More sophisticated forms of hacking include attempts to infiltrate website defences to steal confidential data. In April, a former US government official said that spies had hacked into the US electric grid and left behind computer programmes that would let them disrupt service.

One of the problems in identifying perpetrators is that locations can be masked.

"It's really easy to disguise a cyber attack as coming from another place," said Ms Jena Baker McNeill, an analyst at the Washington-based Heritage Foundation.

A cyber attack targeted at a computer in the US, for example, could be launched by a hacker in Japan, who remotely controls a compromised computer in France.

Cyber attacks are therefore complicated by "the problem of attribution", said Mr Tony Skinner, the features editor of trade journal Jane's Defence Weekly.

Said Mr Chantzos: "What you need to do is... find the PC that was attacked, forensically analyse it, identify the origin of the attack, go to the Internet Service Provider (ISP), then determine from the ISP where the attack is coming from, then follow the chain. This is a job that the police are equipped to do."

Cyber attacks that make the news - and many such attacks go unreported - are often played out along nationalistic lines.

Regarding the massive cyber assault on Estonia in 2007, Dr John Harrison, a terrorism expert at Nanyang Technological University's S Rajaratnam School of International Studies, said: "It wasn't entirely clear if the Russian government was directly behind it, but it was certainly people who were sympathetic to the views that the Russian government held."

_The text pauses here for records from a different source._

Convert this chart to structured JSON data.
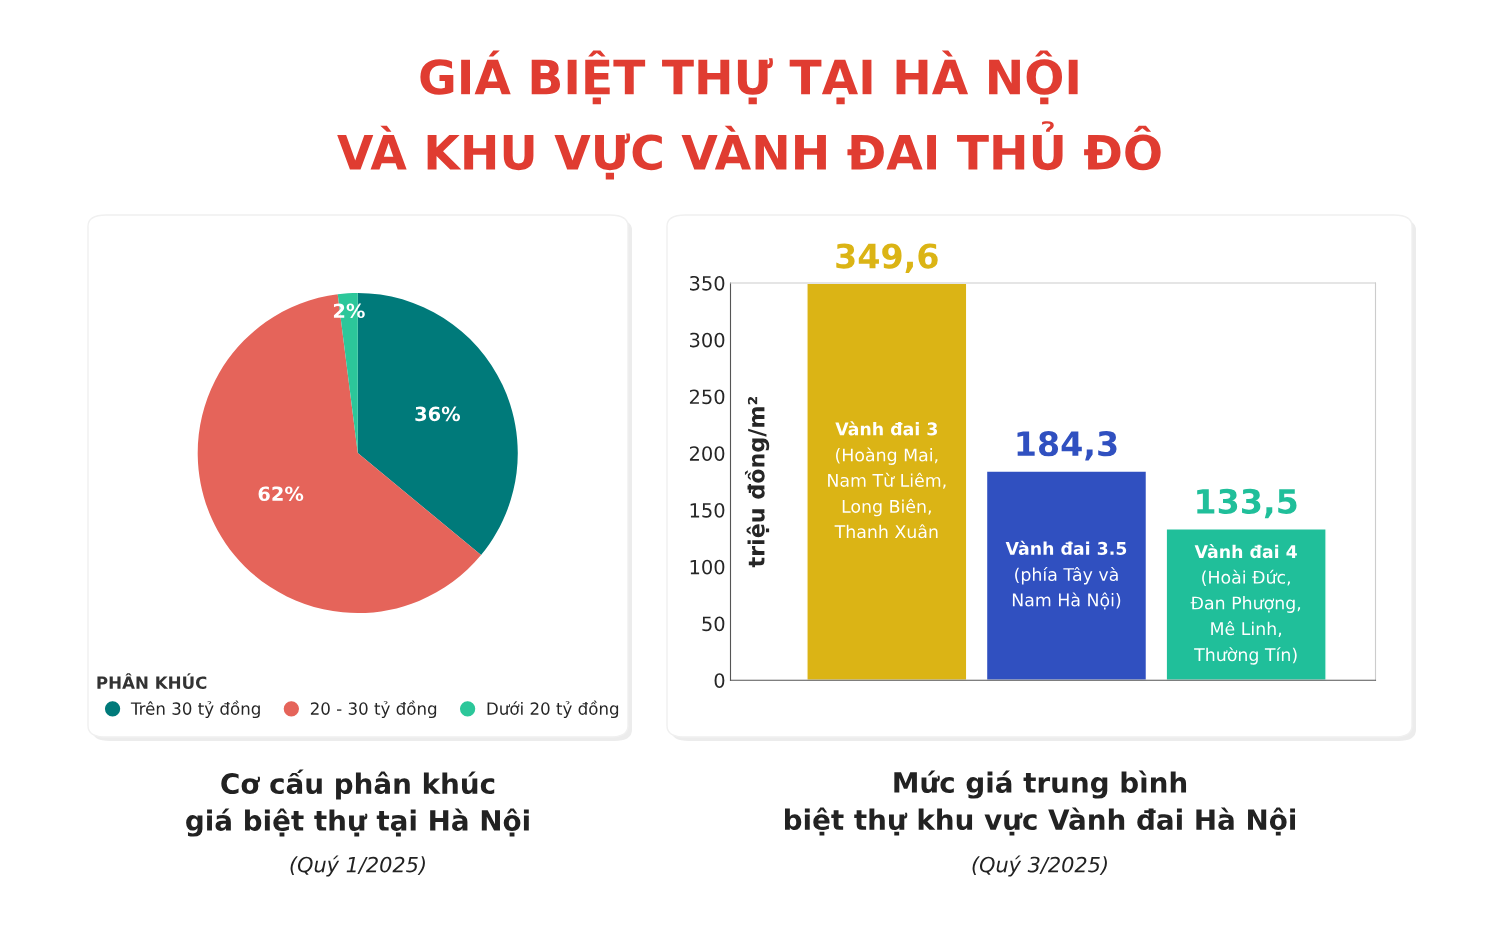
{
  "chart_data": [
    {
      "type": "pie",
      "title": "Cơ cấu phân khúc\ngiá biệt thự tại Hà Nội",
      "categories": [
        "Trên 30 tỷ đồng",
        "20 - 30 tỷ đồng",
        "Dưới 20 tỷ đồng"
      ],
      "values": [
        36,
        62,
        2
      ],
      "colors": [
        "#007a7a",
        "#e5645a",
        "#2cc79a"
      ],
      "value_labels": [
        "36%",
        "62%",
        "2%"
      ],
      "legend": "bottom",
      "legend_title": "PHÂN KHÚC",
      "annotations": [
        "GIÁ BIỆT THỰ TẠI HÀ NỘI\nVÀ KHU VỰC VÀNH ĐAI THỦ ĐÔ",
        "(Quý 1/2025)"
      ]
    },
    {
      "type": "bar",
      "title": "Mức giá trung bình\nbiệt thự khu vực Vành đai Hà Nội",
      "categories": [
        "Vành đai 3\n(Hoàng Mai,\nNam Từ Liêm,\nLong Biên,\nThanh Xuân",
        "Vành đai 3.5\n(phía Tây và\nNam Hà Nội)",
        "Vành đai 4\n(Hoài Đức,\nĐan Phượng,\nMê Linh,\nThường Tín)"
      ],
      "values": [
        349.6,
        184.3,
        133.5
      ],
      "colors": [
        "#dbb415",
        "#3050c0",
        "#20bf9a"
      ],
      "value_labels": [
        "349,6",
        "184,3",
        "133,5"
      ],
      "ylabel": "triệu đồng/m²",
      "ylim": [
        0,
        350
      ],
      "yticks": [
        0,
        50,
        100,
        150,
        200,
        250,
        300,
        350
      ],
      "tick_labels": "y",
      "grid": false,
      "annotations": [
        "(Quý 3/2025)"
      ]
    }
  ]
}
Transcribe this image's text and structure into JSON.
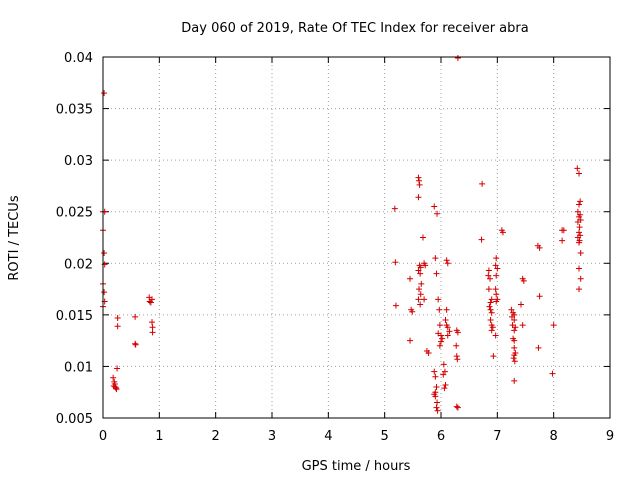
{
  "chart_data": {
    "type": "scatter",
    "title": "Day 060 of 2019, Rate Of TEC Index for receiver abra",
    "xlabel": "GPS time / hours",
    "ylabel": "ROTI / TECUs",
    "xlim": [
      0,
      9
    ],
    "ylim": [
      0.005,
      0.04
    ],
    "grid": true,
    "marker": "plus",
    "marker_color": "#d40000",
    "xticks": [
      0,
      1,
      2,
      3,
      4,
      5,
      6,
      7,
      8,
      9
    ],
    "xtick_labels": [
      "0",
      "1",
      "2",
      "3",
      "4",
      "5",
      "6",
      "7",
      "8",
      "9"
    ],
    "yticks": [
      0.005,
      0.01,
      0.015,
      0.02,
      0.025,
      0.03,
      0.035,
      0.04
    ],
    "ytick_labels": [
      "0.005",
      "0.01",
      "0.015",
      "0.02",
      "0.025",
      "0.03",
      "0.035",
      "0.04"
    ],
    "points": [
      [
        0.02,
        0.0365
      ],
      [
        0.0,
        0.025
      ],
      [
        0.03,
        0.025
      ],
      [
        0.0,
        0.0232
      ],
      [
        0.02,
        0.021
      ],
      [
        0.03,
        0.0199
      ],
      [
        0.0,
        0.018
      ],
      [
        0.02,
        0.0172
      ],
      [
        0.0,
        0.0158
      ],
      [
        0.03,
        0.0163
      ],
      [
        0.18,
        0.0089
      ],
      [
        0.2,
        0.0085
      ],
      [
        0.21,
        0.0083
      ],
      [
        0.19,
        0.0081
      ],
      [
        0.22,
        0.008
      ],
      [
        0.24,
        0.0078
      ],
      [
        0.23,
        0.0079
      ],
      [
        0.25,
        0.0098
      ],
      [
        0.26,
        0.0147
      ],
      [
        0.26,
        0.0139
      ],
      [
        0.57,
        0.0148
      ],
      [
        0.57,
        0.0122
      ],
      [
        0.58,
        0.0121
      ],
      [
        0.82,
        0.0167
      ],
      [
        0.83,
        0.0163
      ],
      [
        0.85,
        0.0162
      ],
      [
        0.87,
        0.0165
      ],
      [
        0.87,
        0.0143
      ],
      [
        0.88,
        0.0138
      ],
      [
        0.88,
        0.0133
      ],
      [
        5.18,
        0.0253
      ],
      [
        5.19,
        0.0201
      ],
      [
        5.2,
        0.0159
      ],
      [
        5.45,
        0.0185
      ],
      [
        5.47,
        0.0155
      ],
      [
        5.49,
        0.0153
      ],
      [
        5.45,
        0.0125
      ],
      [
        5.6,
        0.0283
      ],
      [
        5.61,
        0.028
      ],
      [
        5.62,
        0.0276
      ],
      [
        5.6,
        0.0264
      ],
      [
        5.62,
        0.0198
      ],
      [
        5.64,
        0.0196
      ],
      [
        5.6,
        0.0193
      ],
      [
        5.63,
        0.019
      ],
      [
        5.65,
        0.018
      ],
      [
        5.61,
        0.0175
      ],
      [
        5.64,
        0.017
      ],
      [
        5.6,
        0.0165
      ],
      [
        5.63,
        0.016
      ],
      [
        5.68,
        0.0225
      ],
      [
        5.7,
        0.02
      ],
      [
        5.72,
        0.0198
      ],
      [
        5.7,
        0.0165
      ],
      [
        5.75,
        0.0115
      ],
      [
        5.78,
        0.0113
      ],
      [
        5.88,
        0.0255
      ],
      [
        5.93,
        0.0248
      ],
      [
        5.9,
        0.0205
      ],
      [
        5.92,
        0.019
      ],
      [
        5.95,
        0.0165
      ],
      [
        5.97,
        0.0155
      ],
      [
        5.98,
        0.014
      ],
      [
        5.95,
        0.0132
      ],
      [
        6.0,
        0.013
      ],
      [
        6.02,
        0.0127
      ],
      [
        6.0,
        0.0124
      ],
      [
        5.98,
        0.012
      ],
      [
        5.88,
        0.0095
      ],
      [
        5.9,
        0.009
      ],
      [
        5.92,
        0.008
      ],
      [
        5.9,
        0.0075
      ],
      [
        5.88,
        0.0073
      ],
      [
        5.9,
        0.0071
      ],
      [
        5.93,
        0.0065
      ],
      [
        5.92,
        0.006
      ],
      [
        5.94,
        0.0057
      ],
      [
        6.05,
        0.0102
      ],
      [
        6.07,
        0.0095
      ],
      [
        6.04,
        0.0092
      ],
      [
        6.08,
        0.0082
      ],
      [
        6.06,
        0.0079
      ],
      [
        6.1,
        0.0155
      ],
      [
        6.08,
        0.0145
      ],
      [
        6.1,
        0.014
      ],
      [
        6.12,
        0.0138
      ],
      [
        6.15,
        0.0134
      ],
      [
        6.12,
        0.013
      ],
      [
        6.1,
        0.0203
      ],
      [
        6.12,
        0.02
      ],
      [
        6.3,
        0.0399
      ],
      [
        6.28,
        0.0135
      ],
      [
        6.3,
        0.0133
      ],
      [
        6.27,
        0.012
      ],
      [
        6.28,
        0.011
      ],
      [
        6.29,
        0.0107
      ],
      [
        6.28,
        0.0061
      ],
      [
        6.3,
        0.006
      ],
      [
        6.73,
        0.0277
      ],
      [
        6.72,
        0.0223
      ],
      [
        6.85,
        0.0193
      ],
      [
        6.84,
        0.0188
      ],
      [
        6.87,
        0.0185
      ],
      [
        6.85,
        0.0175
      ],
      [
        6.9,
        0.0165
      ],
      [
        6.88,
        0.0162
      ],
      [
        6.86,
        0.0158
      ],
      [
        6.88,
        0.0155
      ],
      [
        6.9,
        0.0152
      ],
      [
        6.88,
        0.0145
      ],
      [
        6.9,
        0.014
      ],
      [
        6.92,
        0.0138
      ],
      [
        6.9,
        0.0135
      ],
      [
        6.93,
        0.011
      ],
      [
        6.98,
        0.0205
      ],
      [
        6.97,
        0.0198
      ],
      [
        7.0,
        0.0195
      ],
      [
        6.98,
        0.0188
      ],
      [
        6.97,
        0.0175
      ],
      [
        6.98,
        0.017
      ],
      [
        7.0,
        0.0165
      ],
      [
        6.98,
        0.0163
      ],
      [
        6.97,
        0.013
      ],
      [
        7.08,
        0.0232
      ],
      [
        7.1,
        0.023
      ],
      [
        7.25,
        0.0155
      ],
      [
        7.28,
        0.0152
      ],
      [
        7.3,
        0.015
      ],
      [
        7.26,
        0.0148
      ],
      [
        7.3,
        0.0145
      ],
      [
        7.27,
        0.014
      ],
      [
        7.32,
        0.0138
      ],
      [
        7.3,
        0.0135
      ],
      [
        7.28,
        0.0127
      ],
      [
        7.3,
        0.0125
      ],
      [
        7.3,
        0.0118
      ],
      [
        7.32,
        0.0113
      ],
      [
        7.3,
        0.0111
      ],
      [
        7.29,
        0.0108
      ],
      [
        7.31,
        0.0105
      ],
      [
        7.3,
        0.0086
      ],
      [
        7.45,
        0.0185
      ],
      [
        7.47,
        0.0183
      ],
      [
        7.42,
        0.016
      ],
      [
        7.45,
        0.014
      ],
      [
        7.72,
        0.0217
      ],
      [
        7.75,
        0.0215
      ],
      [
        7.75,
        0.0168
      ],
      [
        7.73,
        0.0118
      ],
      [
        8.0,
        0.014
      ],
      [
        7.98,
        0.0093
      ],
      [
        8.15,
        0.0232
      ],
      [
        8.18,
        0.0232
      ],
      [
        8.15,
        0.0222
      ],
      [
        8.42,
        0.0292
      ],
      [
        8.45,
        0.0287
      ],
      [
        8.47,
        0.026
      ],
      [
        8.45,
        0.0257
      ],
      [
        8.43,
        0.025
      ],
      [
        8.47,
        0.0247
      ],
      [
        8.45,
        0.0245
      ],
      [
        8.48,
        0.0242
      ],
      [
        8.43,
        0.024
      ],
      [
        8.46,
        0.0235
      ],
      [
        8.45,
        0.023
      ],
      [
        8.47,
        0.0227
      ],
      [
        8.43,
        0.0225
      ],
      [
        8.46,
        0.0222
      ],
      [
        8.45,
        0.022
      ],
      [
        8.48,
        0.021
      ],
      [
        8.45,
        0.0195
      ],
      [
        8.48,
        0.0185
      ],
      [
        8.45,
        0.0175
      ]
    ]
  }
}
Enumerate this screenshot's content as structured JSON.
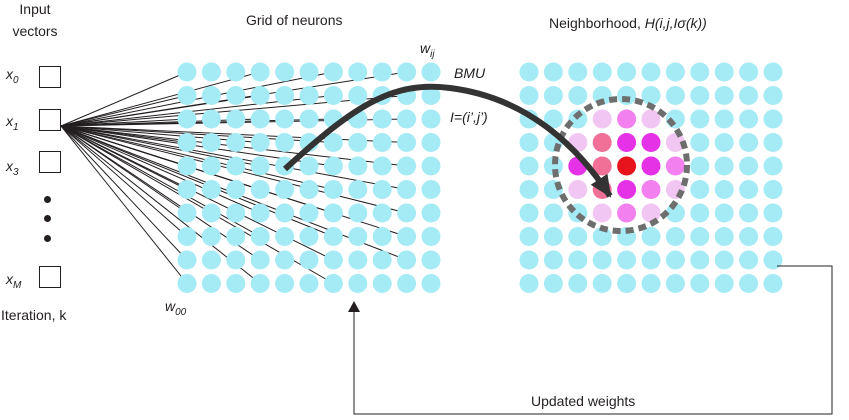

Arguably, cyber attacks can be read in some cases as a proxy conflict, even where the protagonists are not unequivocally identified, as in the case of the Georgian-Russian war last year, which was immediately preceded by a wave of cyber attacks.

Another conflict arena for cyber attacks, Dr Harrison said, was "the Israeli-Palestinian conflict, where both Hamas... and the Israeli government are attacking each other's... websites".

The researchers of GhostNet, which was accused of spying on the Dalai Lama, said the computers used were based almost exclusively in China, though the Chinese denied the allegations of spying.

Last month, the US' intelligence director Dennis Blair grouped China, Iran, North Korea and Russia as nations with the ability to "challenge US interests in traditional and emerging ways".

His report, the National Intelligence Strategy, noted that China "is very aggressive in the cyber world".

Dr Harrison noted that these four countries have also been accused of "attempting to develop offensive cyber capabilities particularly targeting the US and Western militaries".

While nations like America are taking steps to combat cyber threats (in the case of the US, with its US Cyber Command agency), there is a recognition by some that offensive cyber capabilities are the flip side to such defensive efforts.

Jane's Mr Skinner said that "people outside of the (US) cyber command have pointed out that a cyber attack capability is effectively part of cyber defence ... part of the whole deterrence aspect of it".

When asked if this was similar to the concept of nuclear deterrence, he agreed.

In this respect, the generals perhaps need to learn from the bankers. Said Mr Skinner, "the militaries are in a lot of ways catching up" with banking institutions, the traditional targets of cyber attacks and criminal hackers.